Ex-secretário e sua mulher têm os bens indisponibilizados na Operação Pratos Limpos

A operação apurou a existência na Prefeitura de um grande esquema de desvio de dinheiro público por meio de simulação de compras e emissão de notas frias por empresas

O ex-secretário municipal de Administração (2017 a 2018) de Cerro Azul, na Região Metropolitana de Curitiba, e sua mulher tiveram os bens indisponibilizados pela Justiça. A decisão, em caráter liminar, atende pedido formulado em ação de improbidade administrativa ajuizada pelo Ministério Público do Paraná, por meio da Promotoria de Justiça da Comarca, dentro da Operação Pratos Limpos.

A operação, deflagrada em abril pelo MPPR, apurou a existência na Prefeitura de um grande esquema de desvio de dinheiro público por meio de simulação de compras e emissão de notas frias por empresas, com a participação direta de servidores municipais e empresários.

O processo em questão trata de suspeita de enriquecimento ilícito. O objeto da ação é a compra de um veículo pelo então secretário de Administração, que é servidor efetivo do Município – o carro custou por R$ 70.929,46 e foi repassado para a mulher do agente público. Foi verificado pela investigação do Ministério Público que os dois não têm como justificar o gasto a partir dos rendimentos oficiais que mantêm.
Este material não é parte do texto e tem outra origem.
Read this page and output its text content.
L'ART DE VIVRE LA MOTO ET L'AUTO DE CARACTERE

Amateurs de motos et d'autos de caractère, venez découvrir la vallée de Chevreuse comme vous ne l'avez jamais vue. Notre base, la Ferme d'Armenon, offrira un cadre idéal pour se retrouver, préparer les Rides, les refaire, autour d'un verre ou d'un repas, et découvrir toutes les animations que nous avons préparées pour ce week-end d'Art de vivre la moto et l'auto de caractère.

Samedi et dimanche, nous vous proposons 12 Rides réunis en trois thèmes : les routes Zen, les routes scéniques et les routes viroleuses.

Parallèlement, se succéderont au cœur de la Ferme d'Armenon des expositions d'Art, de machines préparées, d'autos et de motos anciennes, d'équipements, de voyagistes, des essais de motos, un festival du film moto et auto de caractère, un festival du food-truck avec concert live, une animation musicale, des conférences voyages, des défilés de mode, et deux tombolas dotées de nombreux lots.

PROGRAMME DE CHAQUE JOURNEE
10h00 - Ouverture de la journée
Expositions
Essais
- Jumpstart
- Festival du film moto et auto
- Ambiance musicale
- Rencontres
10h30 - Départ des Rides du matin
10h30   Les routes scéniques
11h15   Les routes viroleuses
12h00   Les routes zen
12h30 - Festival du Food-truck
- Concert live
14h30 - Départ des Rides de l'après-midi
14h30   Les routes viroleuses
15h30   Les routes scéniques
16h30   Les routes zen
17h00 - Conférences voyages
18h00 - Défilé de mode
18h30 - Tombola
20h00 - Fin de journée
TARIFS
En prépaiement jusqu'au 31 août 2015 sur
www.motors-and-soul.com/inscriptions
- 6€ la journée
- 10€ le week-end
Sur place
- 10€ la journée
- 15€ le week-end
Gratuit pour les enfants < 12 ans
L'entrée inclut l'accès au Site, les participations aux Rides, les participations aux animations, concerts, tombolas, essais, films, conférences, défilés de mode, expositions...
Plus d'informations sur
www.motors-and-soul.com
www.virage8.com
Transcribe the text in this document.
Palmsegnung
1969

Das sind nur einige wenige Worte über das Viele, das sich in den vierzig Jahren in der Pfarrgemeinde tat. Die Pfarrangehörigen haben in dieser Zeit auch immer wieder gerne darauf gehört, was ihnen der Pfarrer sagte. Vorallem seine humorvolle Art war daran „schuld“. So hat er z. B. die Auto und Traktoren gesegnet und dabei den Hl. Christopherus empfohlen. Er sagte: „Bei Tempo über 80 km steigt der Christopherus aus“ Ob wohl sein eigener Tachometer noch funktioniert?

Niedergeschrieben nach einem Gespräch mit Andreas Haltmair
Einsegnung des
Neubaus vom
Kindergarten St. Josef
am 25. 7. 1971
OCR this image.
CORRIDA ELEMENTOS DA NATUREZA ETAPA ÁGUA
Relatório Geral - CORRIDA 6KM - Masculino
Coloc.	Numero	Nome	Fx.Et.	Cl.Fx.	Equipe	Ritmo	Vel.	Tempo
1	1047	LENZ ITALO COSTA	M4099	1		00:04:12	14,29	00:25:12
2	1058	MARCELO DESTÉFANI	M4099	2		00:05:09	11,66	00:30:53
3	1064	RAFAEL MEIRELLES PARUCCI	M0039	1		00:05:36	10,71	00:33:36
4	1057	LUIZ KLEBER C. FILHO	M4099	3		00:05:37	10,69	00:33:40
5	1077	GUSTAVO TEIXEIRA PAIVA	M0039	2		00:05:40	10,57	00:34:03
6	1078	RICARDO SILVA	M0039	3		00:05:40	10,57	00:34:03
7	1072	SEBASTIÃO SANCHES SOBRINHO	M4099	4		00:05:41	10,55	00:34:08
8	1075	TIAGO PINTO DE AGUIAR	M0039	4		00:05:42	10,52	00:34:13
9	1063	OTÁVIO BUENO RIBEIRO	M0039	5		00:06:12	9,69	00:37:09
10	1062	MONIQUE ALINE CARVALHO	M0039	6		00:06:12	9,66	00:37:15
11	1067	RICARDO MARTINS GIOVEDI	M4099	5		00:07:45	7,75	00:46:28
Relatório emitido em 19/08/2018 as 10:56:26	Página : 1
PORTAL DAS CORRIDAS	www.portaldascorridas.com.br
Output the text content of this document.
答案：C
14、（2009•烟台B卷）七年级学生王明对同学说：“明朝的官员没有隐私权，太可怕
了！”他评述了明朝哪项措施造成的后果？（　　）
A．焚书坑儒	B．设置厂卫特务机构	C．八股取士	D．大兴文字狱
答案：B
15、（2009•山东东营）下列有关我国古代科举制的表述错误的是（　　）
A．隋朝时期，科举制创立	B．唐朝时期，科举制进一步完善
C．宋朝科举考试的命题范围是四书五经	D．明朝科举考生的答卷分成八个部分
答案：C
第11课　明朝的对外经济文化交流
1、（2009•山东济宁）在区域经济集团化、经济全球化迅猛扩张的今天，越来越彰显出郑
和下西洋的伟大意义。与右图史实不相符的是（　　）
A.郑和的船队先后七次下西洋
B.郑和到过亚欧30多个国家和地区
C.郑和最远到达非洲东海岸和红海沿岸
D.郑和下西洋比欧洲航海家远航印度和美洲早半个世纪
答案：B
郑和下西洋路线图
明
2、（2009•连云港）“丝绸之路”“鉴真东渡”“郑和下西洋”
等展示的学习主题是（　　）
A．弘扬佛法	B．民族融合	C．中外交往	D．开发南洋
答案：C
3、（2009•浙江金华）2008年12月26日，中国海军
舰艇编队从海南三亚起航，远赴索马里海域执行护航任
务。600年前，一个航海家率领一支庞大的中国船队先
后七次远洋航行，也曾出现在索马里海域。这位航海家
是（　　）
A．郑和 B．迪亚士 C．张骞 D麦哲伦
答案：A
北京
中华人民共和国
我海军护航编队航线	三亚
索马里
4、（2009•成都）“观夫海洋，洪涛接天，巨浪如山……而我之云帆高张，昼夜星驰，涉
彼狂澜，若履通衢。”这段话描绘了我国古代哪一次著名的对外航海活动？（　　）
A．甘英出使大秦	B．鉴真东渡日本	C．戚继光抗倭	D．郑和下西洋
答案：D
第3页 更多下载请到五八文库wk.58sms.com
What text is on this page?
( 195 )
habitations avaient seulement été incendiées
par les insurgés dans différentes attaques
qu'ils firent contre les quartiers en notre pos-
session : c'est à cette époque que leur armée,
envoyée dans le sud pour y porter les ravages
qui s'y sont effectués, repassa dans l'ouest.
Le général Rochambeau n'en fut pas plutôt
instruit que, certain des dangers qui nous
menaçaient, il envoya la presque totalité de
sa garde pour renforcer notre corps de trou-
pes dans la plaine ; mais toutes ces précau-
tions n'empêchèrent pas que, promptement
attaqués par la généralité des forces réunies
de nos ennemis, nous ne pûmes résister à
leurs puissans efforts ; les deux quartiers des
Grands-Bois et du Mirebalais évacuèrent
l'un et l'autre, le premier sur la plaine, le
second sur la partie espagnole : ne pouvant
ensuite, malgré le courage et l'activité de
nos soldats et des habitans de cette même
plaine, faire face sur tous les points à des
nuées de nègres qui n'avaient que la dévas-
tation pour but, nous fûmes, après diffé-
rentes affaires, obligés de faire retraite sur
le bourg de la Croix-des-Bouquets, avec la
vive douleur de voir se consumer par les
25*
Como relata na inicial o MPPR, “das provas documentais angariadas nos autos, restou evidenciado que o referido servidor público e seus familiares mantém renda patrimonial incompatível com as informações obtidas […]. Tanto assim é verdade que, intimados a apresentar a origem lícita dos valores, limitaram-se a entregar extratos bancários, dos quais se verifica recorrentes depósitos de valores em espécie, não especificados pelos requeridos, em ambas as contas bancárias apresentadas.”

Na liminar, deferida em 4 de setembro pelo Juízo da Comarca de Cerro Azul, foram bloqueados os bens do ex-secretário e da mulher em até R$ 10,5 mil (equivalente a três vezes o valor da remuneração oficial do requerido) e o carro. No mérito do processo, a condenação por ato de improbidade pode levar a sanções como a perda da função pública, suspensão dos direitos políticos, devolução dos valores recebidos indevidamente ao erário e multa.